Making History in 2020: Ranked-Choice Voting in the Presidential Primaries—
(New York, NY) — Not only is 2020 is a decisive election year, with the introduction of systems like Ranked-Choice Voting, it is an opportunity for election re-form. For the first time in a presidential election, ranked-choice voting will be implemented in several state primaries, including Alaska, Hawaii, Kansas and Wyoming. In Nevada voters have already submitted their decisions using ranked-choice voting.
Ranked-choice voting – also called “instant runoff voting” – has been adopted in the US for state, local, and congressional elections since the early 20th century. 2020 will be the first year that we see this method used on the presidential stage.
How does it work?
With ranked-choice voting, voters are presented with the option to rank the candidates on the ballot in their order of preference. Instead of selecting just one candidate to put forward as the Democratic nominee, voters will be able to choose their 2nd, and even 3rd or 4th choice – depending on how many candidates are on ballot by the time they go vote.
If a candidate wins a majority of the first-preference votes they win. However, if they do not, the candidate with the fewest first-preference votes is eliminated, and certain votes – the second choice of voters that marked the now eliminated candidate as their first-preference – are redistributed to count towards the overall tally.

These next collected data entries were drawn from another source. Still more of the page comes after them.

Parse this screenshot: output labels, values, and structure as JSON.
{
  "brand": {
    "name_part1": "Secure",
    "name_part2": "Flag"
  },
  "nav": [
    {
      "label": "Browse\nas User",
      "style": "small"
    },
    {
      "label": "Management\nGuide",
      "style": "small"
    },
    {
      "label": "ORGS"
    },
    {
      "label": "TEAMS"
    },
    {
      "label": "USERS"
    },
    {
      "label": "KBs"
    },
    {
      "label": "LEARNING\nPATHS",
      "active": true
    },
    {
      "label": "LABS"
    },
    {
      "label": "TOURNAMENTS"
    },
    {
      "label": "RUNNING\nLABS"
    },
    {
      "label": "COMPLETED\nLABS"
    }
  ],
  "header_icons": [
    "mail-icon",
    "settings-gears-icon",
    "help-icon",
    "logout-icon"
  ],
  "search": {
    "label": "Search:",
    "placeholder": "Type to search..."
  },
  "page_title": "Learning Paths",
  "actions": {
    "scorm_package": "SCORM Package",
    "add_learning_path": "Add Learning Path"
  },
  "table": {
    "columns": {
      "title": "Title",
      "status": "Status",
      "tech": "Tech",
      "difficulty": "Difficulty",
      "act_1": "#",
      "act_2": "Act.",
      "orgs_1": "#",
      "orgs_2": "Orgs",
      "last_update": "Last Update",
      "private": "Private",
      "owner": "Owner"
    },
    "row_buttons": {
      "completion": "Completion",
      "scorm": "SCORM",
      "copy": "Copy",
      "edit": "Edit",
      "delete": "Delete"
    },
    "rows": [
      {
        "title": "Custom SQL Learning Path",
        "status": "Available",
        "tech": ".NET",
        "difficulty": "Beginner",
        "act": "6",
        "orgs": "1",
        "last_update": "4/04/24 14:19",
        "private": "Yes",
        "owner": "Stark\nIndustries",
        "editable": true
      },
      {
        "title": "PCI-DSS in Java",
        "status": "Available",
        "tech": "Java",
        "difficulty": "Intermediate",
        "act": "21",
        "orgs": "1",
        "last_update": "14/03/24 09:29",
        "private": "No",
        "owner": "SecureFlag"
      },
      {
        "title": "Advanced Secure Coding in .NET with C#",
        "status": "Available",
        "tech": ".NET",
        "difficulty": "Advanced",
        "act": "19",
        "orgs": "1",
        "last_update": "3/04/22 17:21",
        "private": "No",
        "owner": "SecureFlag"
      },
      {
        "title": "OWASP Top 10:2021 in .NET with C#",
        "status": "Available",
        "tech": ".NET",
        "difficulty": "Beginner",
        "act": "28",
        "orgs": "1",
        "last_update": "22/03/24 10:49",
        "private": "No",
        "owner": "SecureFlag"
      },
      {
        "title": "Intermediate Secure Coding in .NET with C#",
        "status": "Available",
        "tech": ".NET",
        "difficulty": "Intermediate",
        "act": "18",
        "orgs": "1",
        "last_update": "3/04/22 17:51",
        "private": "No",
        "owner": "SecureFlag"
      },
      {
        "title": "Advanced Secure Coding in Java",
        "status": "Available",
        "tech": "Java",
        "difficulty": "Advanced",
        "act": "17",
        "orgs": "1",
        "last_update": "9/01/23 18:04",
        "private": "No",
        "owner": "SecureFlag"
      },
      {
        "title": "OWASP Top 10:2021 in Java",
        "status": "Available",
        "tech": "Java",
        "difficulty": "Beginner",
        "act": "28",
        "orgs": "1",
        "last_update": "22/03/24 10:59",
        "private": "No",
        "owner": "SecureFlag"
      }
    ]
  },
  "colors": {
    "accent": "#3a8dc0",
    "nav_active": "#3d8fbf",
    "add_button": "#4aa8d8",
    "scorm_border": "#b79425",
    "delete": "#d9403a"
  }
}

This process continues until one candidate has a majority.
To work with the democratic primaries’ current delegate system, traditional ranked-choice voting will be adjusted. The ranked-choice tally and redistribution of second-choice votes will stop after a candidate receives 15% of the votes – instead of the majority. After this time, delegates will be allocated proportionally to the citizen’s vote. Read more about the delegate voting system here.
What are the advantages?
Ranked-choice voting is designed to elect a candidate who has the greatest majority approval. This is done by creating a system that takes into account voters ranked preferences, instead of just their first choice candidate.
The pressure to make a single choice in voting for an official creates negative and conflicting incentives. With ranked-choice voting, voters are encouraged to vote in alignment with candidates they support, instead of casting strategic votes against candidates they dislike. Likewise, candidates themselves will be incentivized to form coalitions with other like-minded candidates, instead of running campaigns that are focused on distinguishing their message.
If you live in Alaska, Hawaii or Wyoming, get out and vote on April 4th – and make sure to rank your candidates by preference!